I got an email this week from a proud dad who was trying to help his daughter choose the right graduate school of education. His daughter had gotten into two institutions which are popularly assumed to be the best of the best. She wanted to know which program would do the best job teaching her how to teach reading. So we ran an interesting comparison of two different rankings: the top 10 programs ranked high on US News & World Report's traditional graduate school of education rankings, which depend largely on reputations, and our own rankings, the NCTQ's Teacher Prep Review, and also published by US News.

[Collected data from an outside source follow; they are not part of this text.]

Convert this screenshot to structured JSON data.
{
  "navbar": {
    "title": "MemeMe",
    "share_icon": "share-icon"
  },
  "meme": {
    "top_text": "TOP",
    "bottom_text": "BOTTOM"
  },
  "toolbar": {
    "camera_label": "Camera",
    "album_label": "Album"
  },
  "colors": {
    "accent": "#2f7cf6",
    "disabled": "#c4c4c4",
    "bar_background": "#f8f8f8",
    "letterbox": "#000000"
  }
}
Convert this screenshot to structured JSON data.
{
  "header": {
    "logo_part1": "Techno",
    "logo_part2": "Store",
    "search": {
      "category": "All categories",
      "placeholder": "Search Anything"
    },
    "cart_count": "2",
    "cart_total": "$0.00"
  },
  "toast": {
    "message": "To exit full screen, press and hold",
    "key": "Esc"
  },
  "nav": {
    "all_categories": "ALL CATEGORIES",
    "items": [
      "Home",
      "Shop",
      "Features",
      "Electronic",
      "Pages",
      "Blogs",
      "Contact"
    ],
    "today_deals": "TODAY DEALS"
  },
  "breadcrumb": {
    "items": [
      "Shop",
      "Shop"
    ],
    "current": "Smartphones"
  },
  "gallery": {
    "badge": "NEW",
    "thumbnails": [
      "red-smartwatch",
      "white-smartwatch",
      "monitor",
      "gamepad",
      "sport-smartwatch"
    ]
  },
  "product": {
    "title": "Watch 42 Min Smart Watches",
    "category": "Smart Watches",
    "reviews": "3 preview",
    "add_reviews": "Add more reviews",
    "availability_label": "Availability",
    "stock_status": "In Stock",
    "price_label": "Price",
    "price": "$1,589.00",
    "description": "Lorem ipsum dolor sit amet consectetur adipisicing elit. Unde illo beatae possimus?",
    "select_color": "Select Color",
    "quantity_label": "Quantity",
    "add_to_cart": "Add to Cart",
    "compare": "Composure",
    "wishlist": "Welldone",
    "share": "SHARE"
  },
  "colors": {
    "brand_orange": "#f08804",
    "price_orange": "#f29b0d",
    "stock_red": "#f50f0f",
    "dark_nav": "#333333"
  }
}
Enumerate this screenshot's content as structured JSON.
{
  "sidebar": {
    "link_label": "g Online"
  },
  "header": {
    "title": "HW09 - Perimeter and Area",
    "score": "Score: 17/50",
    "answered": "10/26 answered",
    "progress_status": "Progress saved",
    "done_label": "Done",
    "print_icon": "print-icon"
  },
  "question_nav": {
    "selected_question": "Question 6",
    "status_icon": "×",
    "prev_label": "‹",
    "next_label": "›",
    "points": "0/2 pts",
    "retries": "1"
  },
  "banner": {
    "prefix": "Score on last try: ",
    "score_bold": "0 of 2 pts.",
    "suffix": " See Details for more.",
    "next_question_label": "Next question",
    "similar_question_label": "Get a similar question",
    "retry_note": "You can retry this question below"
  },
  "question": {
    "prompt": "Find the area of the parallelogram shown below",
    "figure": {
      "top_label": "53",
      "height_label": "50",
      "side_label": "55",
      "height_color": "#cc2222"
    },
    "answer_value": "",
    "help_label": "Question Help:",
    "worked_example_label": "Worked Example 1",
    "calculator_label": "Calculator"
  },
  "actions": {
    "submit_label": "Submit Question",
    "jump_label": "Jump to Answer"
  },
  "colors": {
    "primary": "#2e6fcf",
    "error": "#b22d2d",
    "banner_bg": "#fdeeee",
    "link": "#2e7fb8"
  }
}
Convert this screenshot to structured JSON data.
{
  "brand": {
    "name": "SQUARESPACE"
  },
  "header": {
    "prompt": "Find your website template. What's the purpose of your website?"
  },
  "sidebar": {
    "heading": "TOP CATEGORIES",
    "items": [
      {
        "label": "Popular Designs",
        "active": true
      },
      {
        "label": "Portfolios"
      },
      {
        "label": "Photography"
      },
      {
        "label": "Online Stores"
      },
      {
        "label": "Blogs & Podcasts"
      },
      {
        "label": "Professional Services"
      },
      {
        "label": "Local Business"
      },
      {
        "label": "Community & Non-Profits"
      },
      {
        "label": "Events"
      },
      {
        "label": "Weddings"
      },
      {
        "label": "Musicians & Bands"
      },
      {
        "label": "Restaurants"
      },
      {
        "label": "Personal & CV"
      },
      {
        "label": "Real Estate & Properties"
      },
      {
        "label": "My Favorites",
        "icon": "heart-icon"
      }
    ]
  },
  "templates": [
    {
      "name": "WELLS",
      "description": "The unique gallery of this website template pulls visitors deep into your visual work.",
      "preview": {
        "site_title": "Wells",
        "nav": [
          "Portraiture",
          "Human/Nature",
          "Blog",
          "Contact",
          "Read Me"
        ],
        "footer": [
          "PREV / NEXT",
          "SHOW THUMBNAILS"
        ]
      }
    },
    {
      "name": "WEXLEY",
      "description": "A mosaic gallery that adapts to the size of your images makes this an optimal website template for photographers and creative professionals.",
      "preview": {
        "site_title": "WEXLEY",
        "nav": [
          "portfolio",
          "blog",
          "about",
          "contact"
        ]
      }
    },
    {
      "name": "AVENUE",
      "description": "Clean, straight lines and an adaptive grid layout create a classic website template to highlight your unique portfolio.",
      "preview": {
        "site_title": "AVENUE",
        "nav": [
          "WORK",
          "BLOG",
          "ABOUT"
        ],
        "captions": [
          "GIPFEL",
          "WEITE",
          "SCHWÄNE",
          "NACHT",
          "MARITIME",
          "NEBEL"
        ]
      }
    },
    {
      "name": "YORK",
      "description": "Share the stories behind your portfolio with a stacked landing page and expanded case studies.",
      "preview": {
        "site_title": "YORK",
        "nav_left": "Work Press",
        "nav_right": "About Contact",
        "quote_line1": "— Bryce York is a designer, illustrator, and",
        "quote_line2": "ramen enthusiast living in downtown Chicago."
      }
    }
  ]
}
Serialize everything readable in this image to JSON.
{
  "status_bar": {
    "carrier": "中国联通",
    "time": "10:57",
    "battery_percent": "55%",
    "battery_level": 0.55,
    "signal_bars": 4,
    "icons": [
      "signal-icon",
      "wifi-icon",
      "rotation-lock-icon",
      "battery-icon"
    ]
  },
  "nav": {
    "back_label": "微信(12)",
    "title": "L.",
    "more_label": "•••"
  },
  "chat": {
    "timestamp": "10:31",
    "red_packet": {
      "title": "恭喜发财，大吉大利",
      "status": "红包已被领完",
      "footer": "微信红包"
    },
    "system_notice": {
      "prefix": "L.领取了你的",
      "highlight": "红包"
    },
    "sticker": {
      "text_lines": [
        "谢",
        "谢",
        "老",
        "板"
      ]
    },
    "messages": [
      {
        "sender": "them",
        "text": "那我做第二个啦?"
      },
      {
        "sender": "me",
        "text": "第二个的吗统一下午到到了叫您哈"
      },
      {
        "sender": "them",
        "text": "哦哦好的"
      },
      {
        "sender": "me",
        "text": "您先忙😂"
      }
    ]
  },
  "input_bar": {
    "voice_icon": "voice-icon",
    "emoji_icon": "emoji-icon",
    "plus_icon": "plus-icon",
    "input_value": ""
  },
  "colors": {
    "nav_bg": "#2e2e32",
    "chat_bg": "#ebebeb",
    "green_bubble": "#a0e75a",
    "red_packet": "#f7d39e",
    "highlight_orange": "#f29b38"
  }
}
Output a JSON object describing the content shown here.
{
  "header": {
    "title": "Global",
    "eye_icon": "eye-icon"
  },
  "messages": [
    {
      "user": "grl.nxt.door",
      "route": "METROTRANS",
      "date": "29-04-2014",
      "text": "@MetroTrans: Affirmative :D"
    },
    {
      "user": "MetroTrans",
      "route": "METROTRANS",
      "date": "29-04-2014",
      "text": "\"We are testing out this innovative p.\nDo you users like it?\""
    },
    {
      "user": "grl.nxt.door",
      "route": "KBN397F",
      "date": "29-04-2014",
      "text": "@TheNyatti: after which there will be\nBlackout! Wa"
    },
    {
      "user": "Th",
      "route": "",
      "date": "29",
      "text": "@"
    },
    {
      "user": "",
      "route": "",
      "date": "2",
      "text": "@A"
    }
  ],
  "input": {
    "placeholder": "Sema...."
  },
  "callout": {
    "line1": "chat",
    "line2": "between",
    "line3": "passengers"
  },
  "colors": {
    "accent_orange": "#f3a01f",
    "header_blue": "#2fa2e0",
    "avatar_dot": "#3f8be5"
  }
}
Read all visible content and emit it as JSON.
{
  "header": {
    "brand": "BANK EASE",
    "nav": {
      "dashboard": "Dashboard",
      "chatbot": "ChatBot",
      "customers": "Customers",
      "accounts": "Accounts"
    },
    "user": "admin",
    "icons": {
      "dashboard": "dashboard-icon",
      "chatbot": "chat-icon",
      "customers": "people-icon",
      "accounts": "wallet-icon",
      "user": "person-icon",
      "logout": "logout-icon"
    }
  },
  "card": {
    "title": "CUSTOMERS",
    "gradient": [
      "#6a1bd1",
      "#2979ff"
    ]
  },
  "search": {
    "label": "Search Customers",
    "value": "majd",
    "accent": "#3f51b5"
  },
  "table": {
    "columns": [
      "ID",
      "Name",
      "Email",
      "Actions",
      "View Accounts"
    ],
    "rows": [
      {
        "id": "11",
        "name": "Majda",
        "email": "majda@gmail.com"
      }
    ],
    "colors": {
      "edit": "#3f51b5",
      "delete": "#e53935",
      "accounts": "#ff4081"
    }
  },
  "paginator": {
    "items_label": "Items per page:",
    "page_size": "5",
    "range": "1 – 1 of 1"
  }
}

Here's how the Top Ten Elites according to US News scored on NCTQ's early reading standard, with zero being the lowest score and 4 the highest:
1. Johns Hopkins: 3
2. Vanderbilt :4
3. Harvard: they don't have an elementary program
4. Stanford : 0
5. UPenn: 0
5. University of Wisconsin:1
7. University of Washington: 3
8. Teachers College - Columbia - Not Yet Rated
8. University of Michigan - Ann Arbor: 0
10. U T Austin : 4
Only two of these ten elite programs, UT Austin and Vanderbilt expose their teacher candidates to what they should know about effective reading instruction (though it remains to be seen about Teacher's College--they wouldn't turn over their course materials to us.) Remarkably, there are more programs in this elite 10 that earned a 0 than earned the top mark of four.
An elementary teacher's most important job is undoubtedly to teach her students to read. This nation faces a reading crisis, with one out of three children never really learning how to read. It's doubly tragic in that the rate of failure could be reduced to one out of ten children, if they were taught using scientifically based reading methods.